Kaikias Deep Water Project, Gulf of Mexico, United States of America


kaikias deep water project

Kaikias deep-water project straddles two outer continental shelf lease blocks of the high-quality Mars-Ursa oil basin, known as MC-811 and MC-812.

The oil field is located in 1,395m of water, 201km away from the Louisiana coast in the Gulf of Mexico, US.

Royal Dutch Shell subsidiary Shell Offshore currently serves as operator of the project and holds 80% working interest.

The remaining 20% is owned by MOEX North America, a wholly-owned subsidiary of Mitsui Oil Exploration Co (MOECO).

The final investment decision to develop the project was made in February 2017, and first production from the site is expected in 2019.

Kaikias' close proximity to Shell's existing infrastructure makes it a low-cost and high-value project for the company.

Production from the company's global deep water operations is expected to reach 900,000boe/d by 2020.

Kaikias discovery and appraisal

Kaikias was discovered in August 2014, with initial appraisal activities following in August 2015.

The appraisal well was drilled to a depth of 34,500ft and found more than 300ft of net oil pay.

Both vertical and horizontal drill bits were ultimately used, in order to avoid hazardous salt formations.

Kaikias oil field reserves

The Kaikias field blocks are estimated to hold more than 100 million barrels of oil equivalent in recoverable resources, with scope for further exploration.

Kaikias deep-water oil field development

The Kaikias deep sea oil project is planned to be developed in two phases, as a subsea tieback to Shell's Ursa oil and gas production hub located in the same Mars-Ursa basin.

Shell already owns and operates three infrastructure hubs in the area.

"The Kaikias field blocks are estimated to hold more than 100 million barrels of oil equivalent in recoverable resources, with scope for further exploration."

Phase one of the development will include three production wells, which will be tied back to the Ursa platform using a single flowline. The first phase will produce 40,000 barrels of oil equivalent a day (boe/d).

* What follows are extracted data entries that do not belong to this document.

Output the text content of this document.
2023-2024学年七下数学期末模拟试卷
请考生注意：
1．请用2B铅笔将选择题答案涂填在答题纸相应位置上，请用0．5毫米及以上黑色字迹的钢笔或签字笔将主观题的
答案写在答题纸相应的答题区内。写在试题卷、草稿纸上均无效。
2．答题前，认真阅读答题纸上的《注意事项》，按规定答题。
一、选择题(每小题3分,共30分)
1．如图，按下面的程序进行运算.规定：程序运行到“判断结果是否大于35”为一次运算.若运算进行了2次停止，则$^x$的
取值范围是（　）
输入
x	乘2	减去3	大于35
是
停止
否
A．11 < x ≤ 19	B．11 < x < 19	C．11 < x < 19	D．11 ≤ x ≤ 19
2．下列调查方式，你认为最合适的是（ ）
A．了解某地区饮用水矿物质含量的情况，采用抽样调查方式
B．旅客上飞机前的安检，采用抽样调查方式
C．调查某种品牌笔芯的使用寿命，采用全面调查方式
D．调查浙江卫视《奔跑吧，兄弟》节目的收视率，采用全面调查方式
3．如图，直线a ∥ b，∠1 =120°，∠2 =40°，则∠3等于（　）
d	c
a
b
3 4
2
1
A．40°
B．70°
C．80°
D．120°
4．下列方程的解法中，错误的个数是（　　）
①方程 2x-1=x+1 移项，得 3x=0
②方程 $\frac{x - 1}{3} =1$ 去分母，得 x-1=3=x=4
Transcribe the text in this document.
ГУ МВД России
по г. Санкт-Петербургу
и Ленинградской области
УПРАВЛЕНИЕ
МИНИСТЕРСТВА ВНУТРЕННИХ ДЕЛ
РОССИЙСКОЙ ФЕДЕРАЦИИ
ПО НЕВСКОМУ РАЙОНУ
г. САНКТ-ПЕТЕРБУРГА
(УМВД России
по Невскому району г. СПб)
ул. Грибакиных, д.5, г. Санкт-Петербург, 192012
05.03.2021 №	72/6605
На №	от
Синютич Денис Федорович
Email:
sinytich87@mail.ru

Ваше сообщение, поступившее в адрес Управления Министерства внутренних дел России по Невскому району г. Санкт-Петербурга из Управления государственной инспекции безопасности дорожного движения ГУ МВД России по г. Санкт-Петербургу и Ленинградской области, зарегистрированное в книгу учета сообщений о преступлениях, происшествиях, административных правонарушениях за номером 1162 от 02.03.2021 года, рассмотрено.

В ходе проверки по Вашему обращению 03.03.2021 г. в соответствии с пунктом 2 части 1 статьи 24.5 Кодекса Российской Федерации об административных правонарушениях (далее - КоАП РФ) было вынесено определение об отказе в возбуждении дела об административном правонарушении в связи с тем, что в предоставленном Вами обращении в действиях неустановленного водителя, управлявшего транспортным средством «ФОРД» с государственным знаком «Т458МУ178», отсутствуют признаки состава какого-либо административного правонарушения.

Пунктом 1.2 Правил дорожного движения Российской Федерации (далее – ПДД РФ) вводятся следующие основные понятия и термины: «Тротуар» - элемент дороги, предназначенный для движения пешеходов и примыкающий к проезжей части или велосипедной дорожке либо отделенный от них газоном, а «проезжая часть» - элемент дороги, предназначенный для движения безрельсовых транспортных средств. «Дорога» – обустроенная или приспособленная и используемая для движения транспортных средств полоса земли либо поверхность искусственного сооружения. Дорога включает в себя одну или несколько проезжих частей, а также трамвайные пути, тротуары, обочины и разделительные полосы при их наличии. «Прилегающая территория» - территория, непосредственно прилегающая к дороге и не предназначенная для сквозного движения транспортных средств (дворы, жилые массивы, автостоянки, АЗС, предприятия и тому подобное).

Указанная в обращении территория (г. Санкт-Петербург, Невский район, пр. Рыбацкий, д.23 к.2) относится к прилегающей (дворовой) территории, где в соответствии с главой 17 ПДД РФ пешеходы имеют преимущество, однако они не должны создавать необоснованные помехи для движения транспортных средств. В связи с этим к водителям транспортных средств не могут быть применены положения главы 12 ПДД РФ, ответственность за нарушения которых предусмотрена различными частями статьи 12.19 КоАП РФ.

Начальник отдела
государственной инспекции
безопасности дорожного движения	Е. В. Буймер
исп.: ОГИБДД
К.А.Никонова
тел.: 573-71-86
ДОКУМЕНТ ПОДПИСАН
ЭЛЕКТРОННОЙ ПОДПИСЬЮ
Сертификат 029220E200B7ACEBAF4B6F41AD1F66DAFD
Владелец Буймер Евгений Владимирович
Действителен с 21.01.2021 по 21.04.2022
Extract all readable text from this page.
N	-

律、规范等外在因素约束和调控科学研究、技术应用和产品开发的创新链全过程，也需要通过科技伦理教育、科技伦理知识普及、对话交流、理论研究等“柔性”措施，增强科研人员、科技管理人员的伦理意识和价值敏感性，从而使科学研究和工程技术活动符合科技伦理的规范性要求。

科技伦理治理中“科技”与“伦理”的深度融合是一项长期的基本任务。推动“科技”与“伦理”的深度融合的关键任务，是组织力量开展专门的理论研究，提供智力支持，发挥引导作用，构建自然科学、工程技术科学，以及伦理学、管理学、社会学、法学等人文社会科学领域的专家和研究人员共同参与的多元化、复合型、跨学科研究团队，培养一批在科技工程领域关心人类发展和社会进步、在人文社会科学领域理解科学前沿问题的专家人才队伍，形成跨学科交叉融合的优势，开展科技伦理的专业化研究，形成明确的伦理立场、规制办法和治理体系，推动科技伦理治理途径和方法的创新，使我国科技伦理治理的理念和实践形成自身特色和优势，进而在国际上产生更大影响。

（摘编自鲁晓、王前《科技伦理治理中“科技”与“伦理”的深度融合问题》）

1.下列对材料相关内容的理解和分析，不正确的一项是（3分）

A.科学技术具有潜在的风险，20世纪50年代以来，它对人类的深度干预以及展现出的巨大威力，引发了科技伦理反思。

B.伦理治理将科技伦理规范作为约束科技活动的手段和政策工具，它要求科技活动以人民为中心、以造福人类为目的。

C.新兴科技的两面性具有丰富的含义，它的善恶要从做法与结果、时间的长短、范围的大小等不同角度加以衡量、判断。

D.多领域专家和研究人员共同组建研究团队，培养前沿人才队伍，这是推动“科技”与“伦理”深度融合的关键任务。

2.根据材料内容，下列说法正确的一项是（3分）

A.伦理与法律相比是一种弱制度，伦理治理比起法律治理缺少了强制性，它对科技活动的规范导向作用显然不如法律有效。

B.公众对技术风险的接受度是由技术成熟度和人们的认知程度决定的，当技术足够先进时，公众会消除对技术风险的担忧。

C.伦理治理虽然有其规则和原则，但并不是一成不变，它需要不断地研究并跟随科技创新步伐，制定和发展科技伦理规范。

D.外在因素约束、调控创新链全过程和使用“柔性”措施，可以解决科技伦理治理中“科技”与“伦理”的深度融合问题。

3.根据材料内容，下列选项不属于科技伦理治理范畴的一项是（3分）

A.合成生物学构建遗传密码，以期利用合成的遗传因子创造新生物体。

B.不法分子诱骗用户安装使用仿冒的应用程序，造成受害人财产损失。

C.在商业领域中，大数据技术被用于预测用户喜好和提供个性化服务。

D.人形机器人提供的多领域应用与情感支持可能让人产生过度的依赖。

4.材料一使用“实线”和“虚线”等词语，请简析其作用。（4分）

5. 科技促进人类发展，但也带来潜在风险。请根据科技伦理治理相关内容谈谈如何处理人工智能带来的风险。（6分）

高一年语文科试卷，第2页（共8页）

Shell will redevelop the existing exploration and appraisal wells instead of drilling new production wells, which will help the company achieve an approximate 50% reduction in the overall development costs, while also facilitating the early commercialisation of the project.

The existing oil and gas processing equipment on Ursa eliminates the need for additional top-side modifications, thus creating further savings in operating costs.

Contractors involved

TechnipFMC was contracted to supplya subsea production system (SPS), and subsea riser, jumper and flowline (SURF) equipment for the development's first phase.

Technip will supply and install the SPS and SURF equipment using its compact pipeline end manifold and horizontal connection system technologies as part of the arrangement, marking the first time such technology has been implemented in the deep-water Gulf of Mexico.

The company was also involved in the front-end engineering and design (FEED) process of the first phase of the project.